Des immigrés en situation irrégulière sont recrutés par des sous-traitants missionnés par de grands groupes français du BTP pour l’aménagement des sites olympiques. Malgré l’ouverture d’une information judiciaire l’été dernier, le recours aux travailleurs clandestins ne s’est pas arrêté
Vue aérienne du chantier d’une piscine, en prévision des Jeux olympiques de Paris 2024à Saint-Denis, au nord de Paris, le 25 mai 2022 (AFP/Colin Bertier)
Vue aérienne du chantier d’une piscine, en prévision des Jeux olympiques de Paris 2024, à Saint-Denis, au nord de Paris, le 25 mai 2022 (AFP/Colin Bertier)
Par Samia Lokmane à PARIS, France

Pendant que la ville de Paris battait campagne, l’automne dernier, pour le boycott de la coupe du monde de football au Qatar, s’apitoyant notamment sur le sort de milliers de travailleurs étrangers employés pour la construction des stades, des sans-papiers trimaient sur les chantiers des Jeux olympiques (JO) de 2024 dont elle est l’organisatrice.

« C’est encore le cas aujourd’hui », déplore Djibril (le prénom a été changé), qui voit arriver régulièrement dans le village olympique où il travaille depuis plusieurs mois des ouvriers en situation irrégulière.

L’immigré malien de 32 ans a été embauché comme manutentionnaire par l’entremise d’un cousin qui lui a donné le numéro de téléphone de son patron, un sous-traitant pour une grande entreprise française du bâtiment.

« Depuis mon arrivée en France, il y a sept ans, j’ai toujours travaillé dans la construction. Des fois, il suffit juste de se présenter le matin devant un chantier. Le contremaître passe et choisit ceux qu’il veut embaucher », raconte-t-il à Middle East Eye.

Salaires de misère et cadences infernales

Sur le site du village olympique (conçu pour accueillir 14 000 athlètes et leurs staffs) en Seine-Saint-Denis, près de Paris, les sans-papiers de diverses nationalités africaines occupent les emplois les plus précaires. Djibril porte des sacs de ciment toute la journée sur plusieurs étages. Des bancheurs fabriquent du béton armé alors que d’autres ouvriers sont affectés à des travaux de maçonnerie, construisent des murs ou piochent la terre.

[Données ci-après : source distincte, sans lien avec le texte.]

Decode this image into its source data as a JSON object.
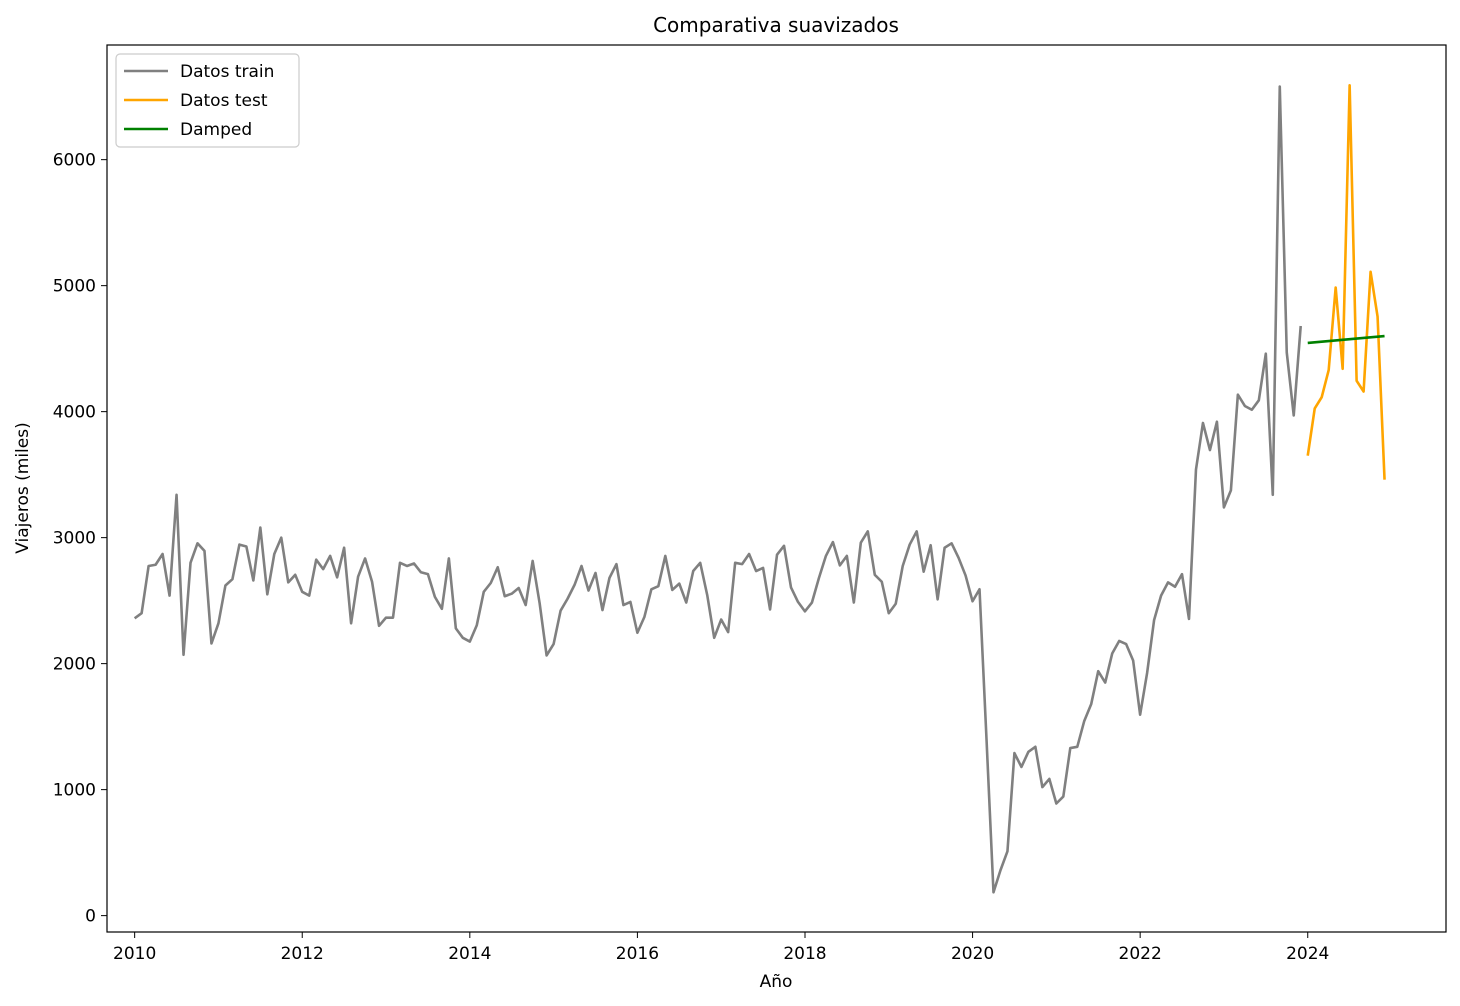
{
  "chart_data": {
    "type": "line",
    "title": "Comparativa suavizados",
    "xlabel": "Año",
    "ylabel": "Viajeros (miles)",
    "xlim": [
      2009.67,
      2025.65
    ],
    "ylim": [
      -130,
      6910
    ],
    "x_ticks": [
      2010,
      2012,
      2014,
      2016,
      2018,
      2020,
      2022,
      2024
    ],
    "y_ticks": [
      0,
      1000,
      2000,
      3000,
      4000,
      5000,
      6000
    ],
    "grid": false,
    "legend": "upper left",
    "series": [
      {
        "name": "Datos train",
        "color": "#808080",
        "x_start": 2010.0,
        "x_step": 0.08333,
        "values": [
          2360,
          2400,
          2775,
          2785,
          2870,
          2540,
          3340,
          2070,
          2800,
          2955,
          2895,
          2160,
          2320,
          2620,
          2670,
          2945,
          2930,
          2660,
          3080,
          2550,
          2870,
          3000,
          2645,
          2705,
          2570,
          2540,
          2825,
          2750,
          2855,
          2685,
          2920,
          2320,
          2690,
          2835,
          2650,
          2300,
          2365,
          2365,
          2800,
          2775,
          2795,
          2725,
          2710,
          2530,
          2435,
          2835,
          2280,
          2205,
          2175,
          2305,
          2570,
          2640,
          2765,
          2535,
          2555,
          2600,
          2465,
          2815,
          2480,
          2065,
          2155,
          2420,
          2515,
          2625,
          2775,
          2580,
          2720,
          2425,
          2680,
          2790,
          2465,
          2490,
          2245,
          2370,
          2590,
          2615,
          2855,
          2585,
          2635,
          2485,
          2735,
          2800,
          2545,
          2205,
          2350,
          2250,
          2800,
          2790,
          2870,
          2735,
          2760,
          2430,
          2865,
          2935,
          2605,
          2490,
          2415,
          2485,
          2680,
          2855,
          2965,
          2780,
          2855,
          2485,
          2960,
          3050,
          2705,
          2650,
          2400,
          2475,
          2775,
          2945,
          3050,
          2730,
          2940,
          2510,
          2920,
          2955,
          2840,
          2700,
          2495,
          2590,
          1400,
          185,
          360,
          510,
          1290,
          1180,
          1300,
          1340,
          1020,
          1085,
          890,
          945,
          1330,
          1340,
          1545,
          1680,
          1940,
          1850,
          2080,
          2180,
          2155,
          2025,
          1595,
          1925,
          2345,
          2540,
          2645,
          2610,
          2710,
          2355,
          3540,
          3910,
          3695,
          3920,
          3240,
          3375,
          4135,
          4045,
          4015,
          4090,
          4460,
          3340,
          6580,
          4470,
          3970,
          4680
        ]
      },
      {
        "name": "Datos test",
        "color": "#FFA500",
        "x_start": 2024.0,
        "x_step": 0.08333,
        "values": [
          3650,
          4025,
          4115,
          4330,
          4985,
          4340,
          6590,
          4245,
          4160,
          5110,
          4755,
          3460
        ]
      },
      {
        "name": "Damped",
        "color": "#008000",
        "x_start": 2024.0,
        "x_step": 0.08333,
        "values": [
          4545,
          4550,
          4555,
          4560,
          4565,
          4570,
          4575,
          4580,
          4585,
          4590,
          4595,
          4600
        ]
      }
    ]
  }
}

« Tout ceci pour environ 80 euros par jour travaillé. Ni les heures supplémentaires ni les jours de congés ne sont payés, et quand les ouvriers deviennent un peu revendicatifs et réclament des fiches de paie, ils sont renvoyés », s’indigne Jean-Albert Guidou, membre du collectif confédéral « migrants » de la CGT (Confédération générale du travail), deuxième plus grand syndicat de France, dans une conversation avec MEE.

Outre leur salaire de misère, les ouvriers travaillent sans aucune mesure de sécurité. Pas de vêtements et de chaussures de chantier et, parfois, pas de casques. Ils doivent aussi supporter des cadences infernales, pouvant aller jusqu’à treize heures de travail par jour

En janvier dernier, le syndicaliste a vu débouler dans son bureau un groupe de travailleurs maliens du chantier du village olympique. Les sans-papiers venaient se plaindre de leurs conditions de travail exécrables et réclamer de l’aide.

La CGT a alerté aussitôt l’inspection générale du travail, laquelle a recensé une dizaine d’étrangers employés au noir au cours d’une opération de contrôle sur le site.

Outre leur salaire de misère, les ouvriers travaillent sans aucune mesure de sécurité. Pas de vêtements et de chaussures de chantier et, parfois, pas de casques. Ils doivent aussi supporter des cadences infernales, pouvant aller jusqu’à treize heures de travail par jour.

Selon Jean-Albert Guidou, les ouvriers ont été recrutés par KMF, une entreprise de maçonnerie dirigée par des Turcs et basée en France. La société est le sous-traitant du grand groupe de BTP GCC Construction (plus d’un milliard d’euros de chiffre d’affaires) qui travaille sous l’égide de Solideo (Société de livraison des ouvrages olympiques), un établissement public dont le conseil d’administration est présidé par la maire de Paris, Anne Hidalgo.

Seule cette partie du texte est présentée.